We’re getting to a point where most of the great 1960s and 1970s rock and rollers are done touring and enjoying quiet lives at home. Which is why documentaries like Becoming Led Zeppelin are so important. Allison McGourty’s straightforward, uncomplicated doc gives us the movie time capsule of Led Zeppelin, for future generations to be 1) either confused as to why the Hindenburg was still around in the 1960s or 2) hopefully, inspired by what they just saw, and maybe pickup that guitar, or bass, or drums, or…high pitched screamo sound? Sorry Bobby Plant.
McGourty’s movie gives us the formation and rise of Led Zeppelin. Luckily, all 3 living members: Jimmy Page, John Paul Jones, and Robert Plant, are here to provide their insights to the story. We even get the rare unliving voice cameo from drummer John Bonham, used to help add further context to how the s “quad” grew up, found each other, and figured out their progressive, sound amalgam that made them such a big hit post Beatlemania, starting in the late 1960s.
The key word in the title is not the band name, but the “Becoming.” This means we’re not beholden to tell the WHOLE story, merely just the rise to success. Frankly, for bands as truly brilliant and uncomplicated like Led Zeppelin, who had the traditional rise and fall music arc, this is the best approach. Meaning, the documentary is really more a greatest hits concert album, but a little bigger. McGourty’s lasers in on the band’s unique sound and how it came to be, using the interviews to guide everyone eventually to the big hits like Whole Lotta Love. To get there, we’ve gotta get through Muddy Waters, Little Richard, Scottish Folk. From there, we dip into the series of random bands one or two of the members were in: Page’s Yardbirds, Jones’s chamber music, Band of Joy where Bonham and Plant met. Then it’s a piece by piece build from 1968 to 1970, where we see the band fiddle with their influences and find who they are in the middle of the album sessions. Most docs would have the most important minute of a song we’d hear then move onto another. Not so here, we’re spending all 5:34 with Whole Lotta Love, or 6:26 with Dazed and Confused, as we see how all that information before found its way into Led Zeppelin’s voice.

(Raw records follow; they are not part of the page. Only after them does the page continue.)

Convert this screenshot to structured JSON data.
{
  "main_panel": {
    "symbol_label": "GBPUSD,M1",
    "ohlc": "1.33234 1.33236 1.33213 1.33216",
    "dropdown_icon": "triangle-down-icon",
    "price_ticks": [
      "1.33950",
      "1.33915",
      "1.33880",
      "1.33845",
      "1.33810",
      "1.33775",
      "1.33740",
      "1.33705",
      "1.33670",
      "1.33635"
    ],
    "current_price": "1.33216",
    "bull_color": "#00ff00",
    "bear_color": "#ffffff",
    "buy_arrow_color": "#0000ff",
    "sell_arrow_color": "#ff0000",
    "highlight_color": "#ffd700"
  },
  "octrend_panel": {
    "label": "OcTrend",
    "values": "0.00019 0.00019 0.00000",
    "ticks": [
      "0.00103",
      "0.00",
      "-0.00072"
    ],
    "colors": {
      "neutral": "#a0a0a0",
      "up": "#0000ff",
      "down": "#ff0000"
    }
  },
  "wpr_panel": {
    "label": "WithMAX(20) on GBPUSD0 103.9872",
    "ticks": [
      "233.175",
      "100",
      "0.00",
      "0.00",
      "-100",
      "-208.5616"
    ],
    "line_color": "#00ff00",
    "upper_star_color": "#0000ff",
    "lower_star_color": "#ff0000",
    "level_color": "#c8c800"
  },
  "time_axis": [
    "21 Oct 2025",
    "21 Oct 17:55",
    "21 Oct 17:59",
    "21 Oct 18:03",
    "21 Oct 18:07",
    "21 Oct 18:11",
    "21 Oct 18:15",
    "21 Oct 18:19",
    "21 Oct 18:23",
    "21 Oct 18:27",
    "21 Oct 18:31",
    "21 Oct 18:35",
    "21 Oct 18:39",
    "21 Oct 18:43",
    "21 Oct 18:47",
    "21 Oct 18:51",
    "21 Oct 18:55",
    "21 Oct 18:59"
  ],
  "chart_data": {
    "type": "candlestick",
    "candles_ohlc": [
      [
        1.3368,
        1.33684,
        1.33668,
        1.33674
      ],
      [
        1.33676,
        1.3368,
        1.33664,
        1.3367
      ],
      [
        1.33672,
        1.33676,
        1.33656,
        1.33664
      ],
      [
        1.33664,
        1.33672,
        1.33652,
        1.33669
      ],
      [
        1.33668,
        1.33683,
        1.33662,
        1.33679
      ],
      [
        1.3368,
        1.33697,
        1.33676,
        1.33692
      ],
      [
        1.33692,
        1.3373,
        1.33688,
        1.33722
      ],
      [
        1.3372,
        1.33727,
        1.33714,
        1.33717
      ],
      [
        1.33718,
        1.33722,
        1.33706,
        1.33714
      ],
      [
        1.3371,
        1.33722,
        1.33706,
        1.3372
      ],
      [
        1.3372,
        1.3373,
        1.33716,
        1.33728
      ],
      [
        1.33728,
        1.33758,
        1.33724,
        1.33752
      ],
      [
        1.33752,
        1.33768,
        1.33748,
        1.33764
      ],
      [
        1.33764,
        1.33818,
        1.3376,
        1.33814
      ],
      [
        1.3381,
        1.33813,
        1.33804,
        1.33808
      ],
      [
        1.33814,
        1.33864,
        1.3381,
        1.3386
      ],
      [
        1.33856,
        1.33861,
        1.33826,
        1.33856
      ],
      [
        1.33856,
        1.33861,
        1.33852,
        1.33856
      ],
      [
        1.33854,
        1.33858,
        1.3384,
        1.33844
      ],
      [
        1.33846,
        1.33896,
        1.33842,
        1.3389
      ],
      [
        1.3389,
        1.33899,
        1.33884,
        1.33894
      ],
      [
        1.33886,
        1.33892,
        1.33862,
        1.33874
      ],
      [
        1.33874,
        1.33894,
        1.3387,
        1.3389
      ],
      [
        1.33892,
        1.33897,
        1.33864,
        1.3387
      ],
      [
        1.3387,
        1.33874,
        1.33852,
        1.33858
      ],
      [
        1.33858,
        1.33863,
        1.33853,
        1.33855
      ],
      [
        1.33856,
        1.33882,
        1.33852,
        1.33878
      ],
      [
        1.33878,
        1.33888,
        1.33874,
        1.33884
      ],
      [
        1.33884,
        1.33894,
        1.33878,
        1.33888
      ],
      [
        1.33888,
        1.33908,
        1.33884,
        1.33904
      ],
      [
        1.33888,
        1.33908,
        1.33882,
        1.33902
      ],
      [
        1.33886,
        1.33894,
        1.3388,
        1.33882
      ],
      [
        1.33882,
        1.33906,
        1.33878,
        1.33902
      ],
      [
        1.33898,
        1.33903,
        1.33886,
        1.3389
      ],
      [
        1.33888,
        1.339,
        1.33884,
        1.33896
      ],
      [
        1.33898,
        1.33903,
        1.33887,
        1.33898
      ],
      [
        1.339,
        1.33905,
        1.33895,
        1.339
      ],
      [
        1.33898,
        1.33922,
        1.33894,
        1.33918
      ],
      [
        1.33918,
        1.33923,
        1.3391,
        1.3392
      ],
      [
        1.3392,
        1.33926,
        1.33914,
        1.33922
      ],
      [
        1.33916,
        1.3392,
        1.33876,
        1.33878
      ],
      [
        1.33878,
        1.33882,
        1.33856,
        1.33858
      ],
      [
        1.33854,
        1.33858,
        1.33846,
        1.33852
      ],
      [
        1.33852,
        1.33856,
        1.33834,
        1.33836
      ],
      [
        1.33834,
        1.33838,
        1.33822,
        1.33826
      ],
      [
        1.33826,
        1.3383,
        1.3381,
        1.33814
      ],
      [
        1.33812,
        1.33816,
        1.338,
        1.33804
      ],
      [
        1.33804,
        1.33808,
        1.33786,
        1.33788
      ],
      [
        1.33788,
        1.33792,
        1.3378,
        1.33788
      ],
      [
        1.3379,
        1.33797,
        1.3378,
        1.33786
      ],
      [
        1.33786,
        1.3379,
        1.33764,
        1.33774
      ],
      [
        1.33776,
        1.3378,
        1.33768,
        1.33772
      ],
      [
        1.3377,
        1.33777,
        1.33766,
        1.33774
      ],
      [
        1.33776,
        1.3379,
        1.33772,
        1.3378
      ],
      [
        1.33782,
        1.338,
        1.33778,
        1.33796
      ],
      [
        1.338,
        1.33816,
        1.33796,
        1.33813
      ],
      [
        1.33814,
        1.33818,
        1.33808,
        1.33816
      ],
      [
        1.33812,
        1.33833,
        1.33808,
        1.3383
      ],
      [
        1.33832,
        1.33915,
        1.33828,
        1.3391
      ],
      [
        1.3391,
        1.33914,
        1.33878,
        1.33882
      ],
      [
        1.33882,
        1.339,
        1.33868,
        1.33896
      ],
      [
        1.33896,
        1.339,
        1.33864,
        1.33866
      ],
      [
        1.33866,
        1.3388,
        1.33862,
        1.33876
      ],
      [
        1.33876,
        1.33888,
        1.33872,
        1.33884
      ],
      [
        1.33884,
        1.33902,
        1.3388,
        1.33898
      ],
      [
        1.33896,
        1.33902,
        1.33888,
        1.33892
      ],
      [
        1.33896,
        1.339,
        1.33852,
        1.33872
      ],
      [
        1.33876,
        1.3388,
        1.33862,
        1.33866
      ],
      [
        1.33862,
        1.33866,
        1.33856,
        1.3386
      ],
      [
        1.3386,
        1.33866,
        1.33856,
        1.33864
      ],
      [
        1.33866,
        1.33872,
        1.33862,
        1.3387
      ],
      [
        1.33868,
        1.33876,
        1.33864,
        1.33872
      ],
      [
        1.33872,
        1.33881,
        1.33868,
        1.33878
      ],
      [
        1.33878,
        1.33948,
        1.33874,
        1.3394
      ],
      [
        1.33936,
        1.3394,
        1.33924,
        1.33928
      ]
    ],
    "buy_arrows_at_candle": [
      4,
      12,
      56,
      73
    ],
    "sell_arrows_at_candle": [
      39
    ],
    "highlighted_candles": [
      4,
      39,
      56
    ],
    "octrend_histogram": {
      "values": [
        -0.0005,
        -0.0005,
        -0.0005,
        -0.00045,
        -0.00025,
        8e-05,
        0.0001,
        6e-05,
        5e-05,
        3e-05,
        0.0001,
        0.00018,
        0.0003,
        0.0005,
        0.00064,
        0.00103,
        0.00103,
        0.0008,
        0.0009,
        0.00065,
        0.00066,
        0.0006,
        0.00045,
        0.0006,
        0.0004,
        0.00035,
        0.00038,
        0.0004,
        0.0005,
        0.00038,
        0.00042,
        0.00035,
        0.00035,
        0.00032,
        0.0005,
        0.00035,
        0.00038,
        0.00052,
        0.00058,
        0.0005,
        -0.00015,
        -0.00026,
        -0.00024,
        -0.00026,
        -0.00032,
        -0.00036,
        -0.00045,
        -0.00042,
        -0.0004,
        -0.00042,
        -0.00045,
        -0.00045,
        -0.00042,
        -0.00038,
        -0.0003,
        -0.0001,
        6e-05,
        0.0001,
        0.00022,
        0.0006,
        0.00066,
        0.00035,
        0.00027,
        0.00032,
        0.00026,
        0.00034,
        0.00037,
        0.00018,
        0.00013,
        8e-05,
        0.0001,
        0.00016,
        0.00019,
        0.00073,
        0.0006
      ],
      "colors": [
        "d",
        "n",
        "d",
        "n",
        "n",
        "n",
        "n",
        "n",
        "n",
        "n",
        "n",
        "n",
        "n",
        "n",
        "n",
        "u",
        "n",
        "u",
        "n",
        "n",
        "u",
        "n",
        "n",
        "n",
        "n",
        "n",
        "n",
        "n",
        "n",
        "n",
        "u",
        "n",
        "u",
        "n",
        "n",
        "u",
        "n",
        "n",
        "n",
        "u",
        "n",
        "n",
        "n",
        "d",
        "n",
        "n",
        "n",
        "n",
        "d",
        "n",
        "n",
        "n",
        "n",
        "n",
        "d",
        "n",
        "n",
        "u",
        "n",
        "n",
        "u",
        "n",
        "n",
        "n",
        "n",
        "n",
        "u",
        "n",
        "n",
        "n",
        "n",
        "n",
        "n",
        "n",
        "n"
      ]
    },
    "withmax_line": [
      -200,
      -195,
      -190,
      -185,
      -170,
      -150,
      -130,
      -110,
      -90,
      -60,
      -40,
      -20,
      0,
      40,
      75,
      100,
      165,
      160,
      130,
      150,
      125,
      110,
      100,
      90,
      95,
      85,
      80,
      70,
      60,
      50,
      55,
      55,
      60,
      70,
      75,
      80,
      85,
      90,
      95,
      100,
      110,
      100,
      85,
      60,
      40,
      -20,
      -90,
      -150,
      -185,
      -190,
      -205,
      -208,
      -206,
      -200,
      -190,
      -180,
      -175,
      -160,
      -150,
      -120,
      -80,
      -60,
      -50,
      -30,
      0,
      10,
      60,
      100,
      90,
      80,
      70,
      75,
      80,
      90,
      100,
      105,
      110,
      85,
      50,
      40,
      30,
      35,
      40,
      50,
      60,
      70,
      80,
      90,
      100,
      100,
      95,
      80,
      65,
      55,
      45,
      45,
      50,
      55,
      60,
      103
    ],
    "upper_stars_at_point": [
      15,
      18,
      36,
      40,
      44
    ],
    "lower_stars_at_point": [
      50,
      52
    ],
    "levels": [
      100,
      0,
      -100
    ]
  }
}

Without having to deal with the standard conflict arc most bands have, Becoming Led Zeppelin instead spends more time with each band member, explaining how they found each other. Because of that, all of their arcs are totally different by the time they teamed up. Jimmy Page comes off like the real genius here: he was already doing work with Jeff Beck and various famous musicians and was ready to do his own thing, including having smart business negotiations to maintain the band’s musical integrity. Conversely, Robert Plant is basically at rock bottom, couch surfing and struggling in mediocre bands in the midlands before Page and producer Peter Grant come calling. John Paul Jones was the guy doing TV jingles and orchestra work, pushed by his dad to make an “honest living,” and John Bonham almost ironically of all, had just had a kid and been married a few years, and found himself in a bit of a rut. In each other, we see they find their true purpose in life; Plant finds out he’s sneakily a great songwriter, thanks to Page’s support and push for example. Yes Becoming Led Zeppelin at times comes of as hagiography, but when it’s for the most popular band in the world from 1970 to 1975, featuring maybe 2-3 of the greatest musicians of all time, I’m ok not looking for conflict and just enjoying the show.
So sit back, head bang, and get the led out in your comfortable theater chair. Also, look around at the various couples in your theater, as the husband, probably 45 or older, negotiated this movie as part of the compromise to try the new flower arrangement class as the 2nd half of the Valentine’s Day double header date. Props to you dads, enjoy reliving the glory days of one of the great bands ever, having a cocktail, and passing out an hour into the movie. You deserve it.